Standard owes some guys from prison protection money from when he was in the joint. They “persuade” him to rob a pawn shop to repay his debt. Driver doesn’t want to see anything happen to his new friends, Irene and Benicio, so he offers to drive Standard during the job. (You know, it’s what he does, or so we saw in the opening sequence and never again.) Blanche (Christina Hendricks), an associate of the guy Standard has to pay goes along to help with the robbery. This is when everything falls apart.

Starting from the hot pink, pseudo-script lettering of all the credits, to the music, to the scorpion jacket, this movie looks like it was made in the 80s. Not in a “Hey, remember the 80s?” kind of way. Or a kitschy way. In a “Hey, this movie looks like it was made in the 80s” kind of way. It could work. But it really doesn’t. There seems to be no point to it.

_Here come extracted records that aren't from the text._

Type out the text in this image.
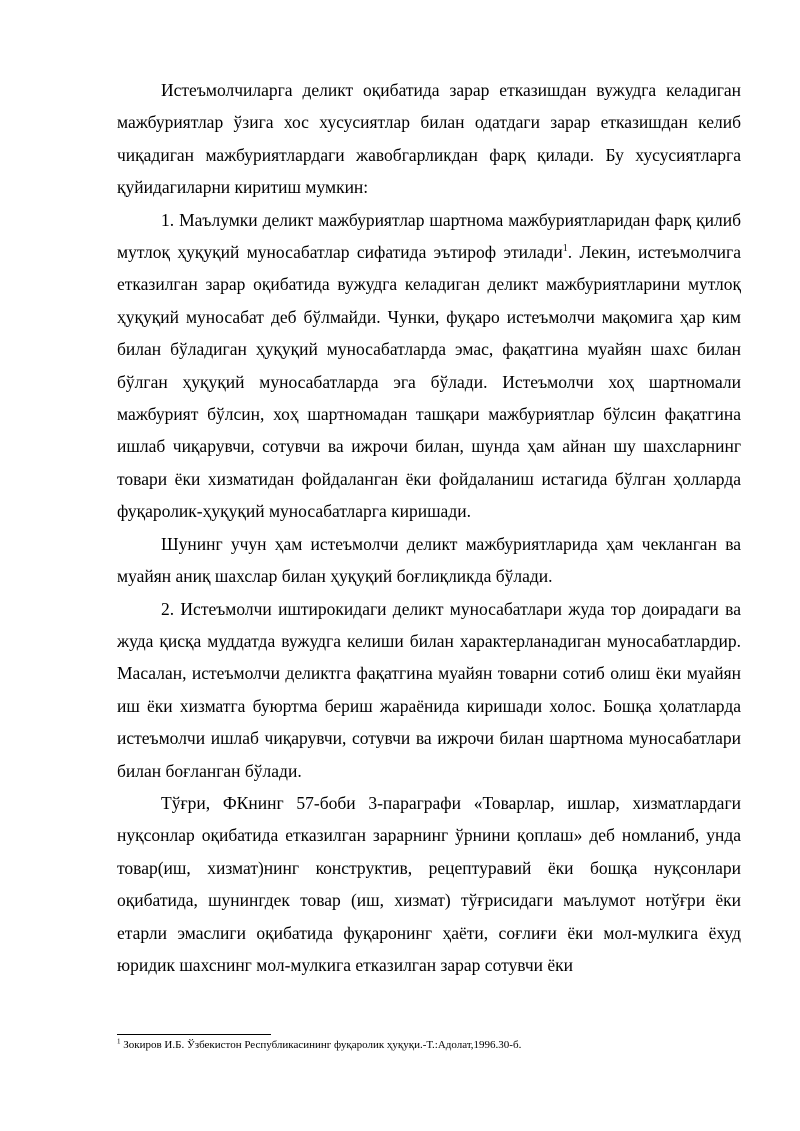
Истеъмолчиларга деликт оқибатида зарар етказишдан вужудга келадиган мажбуриятлар ўзига хос хусусиятлар билан одатдаги зарар етказишдан келиб чиқадиган мажбуриятлардаги жавобгарликдан фарқ қилади. Бу хусусиятларга қуйидагиларни киритиш мумкин:

1. Маълумки деликт мажбуриятлар шартнома мажбуриятларидан фарқ қилиб мутлоқ ҳуқуқий муносабатлар сифатида эътироф этилади$^1$. Лекин, истеъмолчига етказилган зарар оқибатида вужудга келадиган деликт мажбуриятларини мутлоқ ҳуқуқий муносабат деб бўлмайди. Чунки, фуқаро истеъмолчи мақомига ҳар ким билан бўладиган ҳуқуқий муносабатларда эмас, фақатгина муайян шахс билан бўлган ҳуқуқий муносабатларда эга бўлади. Истеъмолчи хоҳ шартномали мажбурият бўлсин, хоҳ шартномадан ташқари мажбуриятлар бўлсин фақатгина ишлаб чиқарувчи, сотувчи ва ижрочи билан, шунда ҳам айнан шу шахсларнинг товари ёки хизматидан фойдаланган ёки фойдаланиш истагида бўлган ҳолларда фуқаролик-ҳуқуқий муносабатларга киришади.

Шунинг учун ҳам истеъмолчи деликт мажбуриятларида ҳам чекланган ва муайян аниқ шахслар билан ҳуқуқий боғлиқликда бўлади.

2. Истеъмолчи иштирокидаги деликт муносабатлари жуда тор доирадаги ва жуда қисқа муддатда вужудга келиши билан характерланадиган муносабатлардир. Масалан, истеъмолчи деликтга фақатгина муайян товарни сотиб олиш ёки муайян иш ёки хизматга буюртма бериш жараёнида киришади холос. Бошқа ҳолатларда истеъмолчи ишлаб чиқарувчи, сотувчи ва ижрочи билан шартнома муносабатлари билан боғланган бўлади.

Тўғри, ФКнинг 57-боби 3-параграфи «Товарлар, ишлар, хизматлардаги нуқсонлар оқибатида етказилган зарарнинг ўрнини қоплаш» деб номланиб, унда товар(иш, хизмат)нинг конструктив, рецептуравий ёки бошқа нуқсонлари оқибатида, шунингдек товар (иш, хизмат) тўғрисидаги маълумот нотўғри ёки етарли эмаслиги оқибатида фуқаронинг ҳаёти, соғлиғи ёки мол-мулкига ёхуд юридик шахснинг мол-мулкига етказилган зарар сотувчи ёки

$^1$ Зокиров И.Б. Ўзбекистон Республикасининг фуқаролик ҳуқуқи.-Т.:Адолат,1996.30-б.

There is a lot of driving in this movie. As one would expect from a movie titled Drive. But it’s a lot of leisurely cruising about town while looking at Ryan Gosling’s profile. There are no high-speed chases. No daring getaways.

What there is not a lot of is dialogue. To make up for the lack of conversation, they put in a lot of staring. Driver stares at Irene. Who stares at Driver. Then Driver stares at Benicio. Then Benicio stares at Driver. Then Driver stares at Bernie. And Bernie stares at the guy with the fork in his eye. Staring is not a mechanism by which one moves the plot along. All future filmmakers, please take note of this.

I do have to say, this is one of the more gory “action” movies I’ve seen in a while. This can be used to move the plot along. You see, the movie gets off to a very slow start. Especially for a movie about driving. I was hoping when the gory “action” started, it would speed things up. I’m still waiting for the action to speed up. And I’ve been home for an hour.

In case you’re getting the wrong idea, don’t go see this movie. There is no point. You will especially hate it if you’re used to going to preview screenings, and you actually have to pay to see it. And, again for all future filmmakers, if you’re going to put Ryan Gosling in a movie, he should take his shirt off at least once. He’s worked hard to make all us other men look and feel inadequate. He deserves it.